Английский язык для специальных и академических целей: Международные отношения и зарубежное регионоведение. Часть 1 | страница 21
2. What, in your opinion, determined the outcome of the Scottish independence referendum?
DON'T LEAVE US THIS WAY
Why we hope the people of Scotland will vote to stay in the union
Jul 12th 2014 | the Economist http://www.economist.com/news/leaders/21606832-why-we-hope-people-scotland-will-vote-stay-union-dont-leave-us-way
BRITAIN does not feel like a nation on the verge of cracking up. Many have clutched patriotic flags and wept this summer — but most of them were fans of the England football team, distressed by its rapid exit from the World Cup, not activists demonstrating for and against the breakup of their country. Yet a 307-year-old union, which once ruled a third of humanity and still serves as a role-model to many, could be on the verge of dissolution, because the people of Scotland will vote on independence in a referendum on September 18th.
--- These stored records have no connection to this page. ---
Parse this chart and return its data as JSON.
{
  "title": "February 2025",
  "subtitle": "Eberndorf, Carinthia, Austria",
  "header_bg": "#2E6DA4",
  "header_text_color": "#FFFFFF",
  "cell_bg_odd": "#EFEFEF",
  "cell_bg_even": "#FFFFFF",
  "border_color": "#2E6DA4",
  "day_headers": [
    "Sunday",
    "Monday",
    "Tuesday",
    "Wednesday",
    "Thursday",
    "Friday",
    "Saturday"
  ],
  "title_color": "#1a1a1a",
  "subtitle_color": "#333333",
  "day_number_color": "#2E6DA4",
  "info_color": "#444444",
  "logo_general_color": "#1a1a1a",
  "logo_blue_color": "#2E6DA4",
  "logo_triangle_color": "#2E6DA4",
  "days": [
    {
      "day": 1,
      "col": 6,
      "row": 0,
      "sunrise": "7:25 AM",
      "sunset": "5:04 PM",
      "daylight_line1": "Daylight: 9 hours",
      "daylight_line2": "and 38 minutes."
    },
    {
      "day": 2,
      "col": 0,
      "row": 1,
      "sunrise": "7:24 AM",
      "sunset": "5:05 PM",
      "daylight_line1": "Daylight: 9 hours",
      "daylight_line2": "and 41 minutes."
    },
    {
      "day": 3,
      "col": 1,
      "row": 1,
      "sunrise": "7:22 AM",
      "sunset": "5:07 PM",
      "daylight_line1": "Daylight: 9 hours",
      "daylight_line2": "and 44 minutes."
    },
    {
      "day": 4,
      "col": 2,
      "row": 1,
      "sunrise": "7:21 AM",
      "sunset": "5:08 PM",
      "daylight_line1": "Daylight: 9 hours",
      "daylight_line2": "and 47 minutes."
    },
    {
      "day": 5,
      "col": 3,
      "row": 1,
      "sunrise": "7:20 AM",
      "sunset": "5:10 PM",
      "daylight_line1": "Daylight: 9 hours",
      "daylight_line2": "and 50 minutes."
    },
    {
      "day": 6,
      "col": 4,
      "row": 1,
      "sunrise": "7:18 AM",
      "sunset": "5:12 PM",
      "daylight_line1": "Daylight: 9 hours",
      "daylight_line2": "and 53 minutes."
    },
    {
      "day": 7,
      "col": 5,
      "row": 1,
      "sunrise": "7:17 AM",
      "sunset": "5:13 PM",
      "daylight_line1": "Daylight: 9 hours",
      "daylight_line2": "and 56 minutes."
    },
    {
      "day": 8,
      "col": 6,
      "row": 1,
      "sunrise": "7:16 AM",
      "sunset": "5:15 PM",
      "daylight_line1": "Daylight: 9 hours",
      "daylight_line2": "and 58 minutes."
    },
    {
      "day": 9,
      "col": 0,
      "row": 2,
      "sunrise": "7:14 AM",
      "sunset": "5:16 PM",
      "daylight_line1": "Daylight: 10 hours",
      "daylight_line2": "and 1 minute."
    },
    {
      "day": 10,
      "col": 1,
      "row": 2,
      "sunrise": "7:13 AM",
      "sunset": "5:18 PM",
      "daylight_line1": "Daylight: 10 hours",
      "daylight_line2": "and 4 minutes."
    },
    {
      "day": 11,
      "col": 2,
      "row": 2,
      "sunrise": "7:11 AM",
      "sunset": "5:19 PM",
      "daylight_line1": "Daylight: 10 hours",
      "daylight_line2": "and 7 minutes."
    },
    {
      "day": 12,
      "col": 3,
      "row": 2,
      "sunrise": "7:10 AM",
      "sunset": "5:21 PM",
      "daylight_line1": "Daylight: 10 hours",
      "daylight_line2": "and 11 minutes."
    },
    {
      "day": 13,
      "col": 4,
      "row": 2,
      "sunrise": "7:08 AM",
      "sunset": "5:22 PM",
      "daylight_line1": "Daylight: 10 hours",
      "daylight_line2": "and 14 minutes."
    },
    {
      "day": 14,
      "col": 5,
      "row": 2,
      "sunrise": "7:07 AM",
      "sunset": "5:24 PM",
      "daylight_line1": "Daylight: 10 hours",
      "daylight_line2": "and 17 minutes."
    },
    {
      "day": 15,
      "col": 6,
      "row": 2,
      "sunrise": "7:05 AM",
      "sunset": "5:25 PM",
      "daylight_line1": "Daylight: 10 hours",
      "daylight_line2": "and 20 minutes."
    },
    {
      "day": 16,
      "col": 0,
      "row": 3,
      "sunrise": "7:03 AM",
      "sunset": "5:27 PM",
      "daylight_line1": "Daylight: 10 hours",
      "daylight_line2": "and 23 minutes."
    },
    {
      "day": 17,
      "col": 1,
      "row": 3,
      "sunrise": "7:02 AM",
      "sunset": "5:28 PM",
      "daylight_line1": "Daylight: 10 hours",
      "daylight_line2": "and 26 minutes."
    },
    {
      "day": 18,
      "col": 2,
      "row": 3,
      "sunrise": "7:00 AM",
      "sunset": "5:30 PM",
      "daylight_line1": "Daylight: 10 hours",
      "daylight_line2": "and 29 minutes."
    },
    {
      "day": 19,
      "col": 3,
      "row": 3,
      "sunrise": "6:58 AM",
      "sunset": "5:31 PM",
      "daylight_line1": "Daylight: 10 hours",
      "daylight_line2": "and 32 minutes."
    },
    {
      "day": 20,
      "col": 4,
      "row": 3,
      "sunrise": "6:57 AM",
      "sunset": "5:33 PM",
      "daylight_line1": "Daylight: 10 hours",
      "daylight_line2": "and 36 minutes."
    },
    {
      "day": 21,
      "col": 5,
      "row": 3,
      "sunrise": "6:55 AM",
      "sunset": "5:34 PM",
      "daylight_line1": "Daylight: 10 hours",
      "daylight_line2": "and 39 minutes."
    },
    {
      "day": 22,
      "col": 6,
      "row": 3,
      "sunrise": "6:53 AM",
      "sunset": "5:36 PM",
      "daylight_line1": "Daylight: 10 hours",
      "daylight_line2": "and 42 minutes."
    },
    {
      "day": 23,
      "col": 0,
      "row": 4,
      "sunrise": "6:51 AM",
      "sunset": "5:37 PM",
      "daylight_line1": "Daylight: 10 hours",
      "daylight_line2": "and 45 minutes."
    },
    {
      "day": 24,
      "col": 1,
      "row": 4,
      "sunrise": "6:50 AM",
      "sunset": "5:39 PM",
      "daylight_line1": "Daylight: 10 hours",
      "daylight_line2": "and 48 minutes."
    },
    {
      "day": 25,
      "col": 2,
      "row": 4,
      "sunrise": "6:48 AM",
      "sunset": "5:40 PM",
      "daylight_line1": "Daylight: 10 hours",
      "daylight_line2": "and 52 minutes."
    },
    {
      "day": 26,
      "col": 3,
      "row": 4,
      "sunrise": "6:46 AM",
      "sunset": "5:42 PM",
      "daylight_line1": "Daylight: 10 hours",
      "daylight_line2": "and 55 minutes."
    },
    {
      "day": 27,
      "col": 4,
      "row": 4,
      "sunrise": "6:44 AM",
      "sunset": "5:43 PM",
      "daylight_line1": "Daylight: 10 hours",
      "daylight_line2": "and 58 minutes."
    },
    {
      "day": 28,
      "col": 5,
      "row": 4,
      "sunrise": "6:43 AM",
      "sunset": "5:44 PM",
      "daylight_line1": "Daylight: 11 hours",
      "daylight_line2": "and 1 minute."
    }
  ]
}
Opinion polls suggest the Scots will decide against leaving, but it is the nationalists who have fire in their bellies, and Alex Salmond, the leader of the Scottish National Party (SNP), is a strong finisher. Even a narrow victory for the status quo would be the biggest blow to the United Kingdom since 1922, when the Irish Free State was born. The campaign has been a bad-tempered one, marked by growing Scottish anger at English complacency and indifference while English resentment of Scottish whingeing and freeloading has risen: only a strong vote for the union will bury this issue.
If the Scots vote to leave, they should of course be allowed to, with Britain's blessing. A desire for self-determination is a strong basis for a claim to nationhood, and there is no reason to think that an independent Scotland would be a disaster, any more than an independent Ireland has been.
But The Economist, itself a product of the Caledonian liberalism of Adam Smith and David Hume, hopes the Scots will decide to stay. That is partly because we believe that a break-up would benefit nobody: on most measures the certain costs for people on both sides of the border far outweigh the uncertain gains. But it is also because much would be lost. Despite the occasional appearance of muddle, there is a point to the union, and one about which liberals should feel passionate.
Strong arguments are needed to justify a step as big as breaking up a nation. Scottish nationalists argue that an independent Scotland would be more prosperous and more democratic.